Question

A thin flake of mica (n = 1.58) is used to cover one slit of a double-slit interference arrangement. The central point on the viewing screen is now occupied by what had been the seventh bright side fringe (m = 7). If $\mathit{\lambda }\mathbf{=}\mathbf{550}\mathbf{}\mathbf{\text{nm}}$ , what is the thickness of the mica?

Short answer

The thickness of mica is $6.64\mu \text{m}$.

Step-by-step solution

Identification of given data

The index of refraction for mica is $n=1.58$

The order of seventh fringe is $m=7$

The wavelength of light is $\lambda =550\text{nm}$

The thickness of the mica is found by using the formula for thin film interference for bright fringes.

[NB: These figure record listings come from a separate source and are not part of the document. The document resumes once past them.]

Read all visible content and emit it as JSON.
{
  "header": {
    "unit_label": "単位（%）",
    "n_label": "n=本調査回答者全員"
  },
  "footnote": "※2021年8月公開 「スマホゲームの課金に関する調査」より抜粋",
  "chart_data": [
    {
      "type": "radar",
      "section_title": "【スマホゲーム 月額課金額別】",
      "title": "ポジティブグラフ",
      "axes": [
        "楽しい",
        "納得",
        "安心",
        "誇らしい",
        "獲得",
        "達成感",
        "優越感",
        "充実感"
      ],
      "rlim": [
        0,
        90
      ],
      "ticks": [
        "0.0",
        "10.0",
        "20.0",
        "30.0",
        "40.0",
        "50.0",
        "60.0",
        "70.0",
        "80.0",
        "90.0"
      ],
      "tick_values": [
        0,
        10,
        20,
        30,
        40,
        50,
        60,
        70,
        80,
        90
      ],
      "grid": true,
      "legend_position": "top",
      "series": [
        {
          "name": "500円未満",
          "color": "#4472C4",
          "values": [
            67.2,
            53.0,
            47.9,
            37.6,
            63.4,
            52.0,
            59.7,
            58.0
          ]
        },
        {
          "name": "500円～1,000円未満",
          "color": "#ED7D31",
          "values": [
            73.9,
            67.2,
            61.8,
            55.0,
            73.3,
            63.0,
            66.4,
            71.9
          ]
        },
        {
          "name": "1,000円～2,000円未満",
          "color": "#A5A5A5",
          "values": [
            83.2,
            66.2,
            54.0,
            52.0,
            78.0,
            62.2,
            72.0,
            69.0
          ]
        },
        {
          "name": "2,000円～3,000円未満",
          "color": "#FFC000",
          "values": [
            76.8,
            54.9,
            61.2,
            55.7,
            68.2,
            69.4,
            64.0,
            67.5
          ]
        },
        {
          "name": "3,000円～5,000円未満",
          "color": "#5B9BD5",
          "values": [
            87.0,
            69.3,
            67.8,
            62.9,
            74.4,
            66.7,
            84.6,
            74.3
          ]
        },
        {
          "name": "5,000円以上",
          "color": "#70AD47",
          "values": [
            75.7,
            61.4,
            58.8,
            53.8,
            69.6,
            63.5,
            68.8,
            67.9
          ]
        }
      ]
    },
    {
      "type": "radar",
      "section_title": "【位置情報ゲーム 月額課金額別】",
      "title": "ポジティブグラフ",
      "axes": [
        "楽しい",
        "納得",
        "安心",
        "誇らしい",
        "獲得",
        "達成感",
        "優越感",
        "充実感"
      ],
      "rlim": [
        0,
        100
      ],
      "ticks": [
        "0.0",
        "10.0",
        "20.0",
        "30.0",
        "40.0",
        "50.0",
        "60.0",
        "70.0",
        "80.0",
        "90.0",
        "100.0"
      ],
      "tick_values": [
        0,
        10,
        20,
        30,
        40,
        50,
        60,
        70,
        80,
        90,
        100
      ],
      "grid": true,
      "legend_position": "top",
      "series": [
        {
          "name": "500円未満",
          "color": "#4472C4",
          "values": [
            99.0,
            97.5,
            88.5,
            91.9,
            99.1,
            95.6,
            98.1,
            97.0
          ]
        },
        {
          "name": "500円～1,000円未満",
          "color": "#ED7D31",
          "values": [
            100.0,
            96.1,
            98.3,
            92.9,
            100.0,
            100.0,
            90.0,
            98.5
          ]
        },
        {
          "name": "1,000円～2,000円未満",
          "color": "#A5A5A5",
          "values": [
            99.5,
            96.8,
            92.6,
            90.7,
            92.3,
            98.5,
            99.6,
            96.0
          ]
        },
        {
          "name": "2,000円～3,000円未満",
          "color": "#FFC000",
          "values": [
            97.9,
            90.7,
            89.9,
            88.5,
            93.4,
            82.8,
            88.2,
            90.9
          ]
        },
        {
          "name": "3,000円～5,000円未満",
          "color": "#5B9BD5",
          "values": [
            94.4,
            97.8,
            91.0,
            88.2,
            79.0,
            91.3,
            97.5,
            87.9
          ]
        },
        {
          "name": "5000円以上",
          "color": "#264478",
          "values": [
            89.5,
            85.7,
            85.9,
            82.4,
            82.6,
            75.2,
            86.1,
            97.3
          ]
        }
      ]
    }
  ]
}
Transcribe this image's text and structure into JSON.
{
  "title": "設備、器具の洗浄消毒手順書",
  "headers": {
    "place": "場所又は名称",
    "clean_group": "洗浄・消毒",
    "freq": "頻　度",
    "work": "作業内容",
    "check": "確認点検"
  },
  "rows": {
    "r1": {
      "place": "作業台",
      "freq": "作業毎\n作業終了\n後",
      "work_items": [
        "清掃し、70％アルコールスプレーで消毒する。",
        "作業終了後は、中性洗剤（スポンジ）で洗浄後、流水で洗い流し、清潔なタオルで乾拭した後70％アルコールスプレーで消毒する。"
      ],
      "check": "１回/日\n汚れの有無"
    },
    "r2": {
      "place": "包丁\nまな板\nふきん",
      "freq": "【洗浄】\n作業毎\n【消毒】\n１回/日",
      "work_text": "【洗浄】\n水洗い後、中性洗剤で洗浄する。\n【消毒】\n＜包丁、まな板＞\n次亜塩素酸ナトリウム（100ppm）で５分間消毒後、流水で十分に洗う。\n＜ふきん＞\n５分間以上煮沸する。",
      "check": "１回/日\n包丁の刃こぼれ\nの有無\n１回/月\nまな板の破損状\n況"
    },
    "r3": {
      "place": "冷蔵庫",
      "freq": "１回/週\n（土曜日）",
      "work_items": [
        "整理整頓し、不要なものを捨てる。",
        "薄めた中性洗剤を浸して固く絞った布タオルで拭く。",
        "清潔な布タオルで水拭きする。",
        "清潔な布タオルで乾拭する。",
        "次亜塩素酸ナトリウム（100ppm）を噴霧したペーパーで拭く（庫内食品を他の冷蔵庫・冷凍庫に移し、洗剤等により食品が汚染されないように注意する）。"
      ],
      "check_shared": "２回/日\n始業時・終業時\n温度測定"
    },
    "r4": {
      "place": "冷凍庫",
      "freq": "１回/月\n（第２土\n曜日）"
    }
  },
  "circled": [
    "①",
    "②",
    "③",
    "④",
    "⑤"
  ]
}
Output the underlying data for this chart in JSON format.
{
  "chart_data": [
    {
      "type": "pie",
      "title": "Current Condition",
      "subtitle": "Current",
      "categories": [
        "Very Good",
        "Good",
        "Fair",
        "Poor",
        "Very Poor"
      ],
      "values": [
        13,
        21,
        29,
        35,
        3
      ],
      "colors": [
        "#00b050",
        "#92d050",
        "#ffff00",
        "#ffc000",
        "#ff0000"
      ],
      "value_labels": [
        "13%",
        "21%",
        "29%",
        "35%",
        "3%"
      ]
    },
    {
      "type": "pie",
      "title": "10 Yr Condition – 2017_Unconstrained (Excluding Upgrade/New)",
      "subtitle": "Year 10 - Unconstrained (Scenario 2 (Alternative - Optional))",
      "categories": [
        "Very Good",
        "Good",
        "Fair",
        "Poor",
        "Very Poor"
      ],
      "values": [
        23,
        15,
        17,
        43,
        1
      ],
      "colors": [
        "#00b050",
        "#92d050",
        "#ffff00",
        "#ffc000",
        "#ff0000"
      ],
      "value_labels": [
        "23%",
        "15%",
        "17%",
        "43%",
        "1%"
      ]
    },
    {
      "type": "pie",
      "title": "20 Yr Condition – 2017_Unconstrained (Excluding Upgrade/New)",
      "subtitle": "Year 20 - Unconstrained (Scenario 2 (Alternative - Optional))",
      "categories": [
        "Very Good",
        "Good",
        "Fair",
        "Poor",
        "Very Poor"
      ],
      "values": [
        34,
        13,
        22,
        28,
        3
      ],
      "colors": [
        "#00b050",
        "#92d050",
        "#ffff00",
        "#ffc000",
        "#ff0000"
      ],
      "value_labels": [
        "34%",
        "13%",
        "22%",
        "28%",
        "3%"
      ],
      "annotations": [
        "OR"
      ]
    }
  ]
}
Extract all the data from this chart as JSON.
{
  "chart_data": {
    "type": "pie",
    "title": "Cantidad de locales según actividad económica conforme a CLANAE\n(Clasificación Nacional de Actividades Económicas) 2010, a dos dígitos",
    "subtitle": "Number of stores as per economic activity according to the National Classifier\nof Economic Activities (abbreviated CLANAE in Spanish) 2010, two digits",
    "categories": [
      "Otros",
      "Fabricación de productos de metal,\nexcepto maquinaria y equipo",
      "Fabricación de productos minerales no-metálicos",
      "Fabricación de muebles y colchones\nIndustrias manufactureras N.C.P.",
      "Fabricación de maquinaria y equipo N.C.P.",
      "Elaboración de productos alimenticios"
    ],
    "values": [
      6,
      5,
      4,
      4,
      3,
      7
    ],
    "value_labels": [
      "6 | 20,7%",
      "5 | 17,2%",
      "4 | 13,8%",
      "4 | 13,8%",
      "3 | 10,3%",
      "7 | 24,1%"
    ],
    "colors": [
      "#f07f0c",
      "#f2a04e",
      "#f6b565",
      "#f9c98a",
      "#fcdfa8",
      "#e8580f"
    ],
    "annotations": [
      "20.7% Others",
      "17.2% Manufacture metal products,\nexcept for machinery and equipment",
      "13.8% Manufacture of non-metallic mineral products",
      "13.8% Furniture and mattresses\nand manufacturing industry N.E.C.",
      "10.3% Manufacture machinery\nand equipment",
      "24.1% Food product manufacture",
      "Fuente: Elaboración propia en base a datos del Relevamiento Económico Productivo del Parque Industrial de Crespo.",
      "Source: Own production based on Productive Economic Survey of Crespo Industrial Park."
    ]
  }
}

Determination of thickness of the mica

The thickness of the mica is given as:

$t=\frac{m\lambda }{n-1}$

Substitute all the values in equation.

$\begin{array}{rcl}t& =& \frac{\left(7\right)\left(550\text{nm}\right)}{1.58-1}\\ t& =& 6.64\times {10}^{-6}\text{m}\\ t& =& \left(6.64\times {10}^{-6}\text{m}\right)\left(\frac{1\mu \text{m}}{{10}^{-6}\text{m}}\right)\\ t& =& 6.64\mu \text{m}\end{array}$

Therefore, the thickness of mica is $6.64\mu \text{m}$.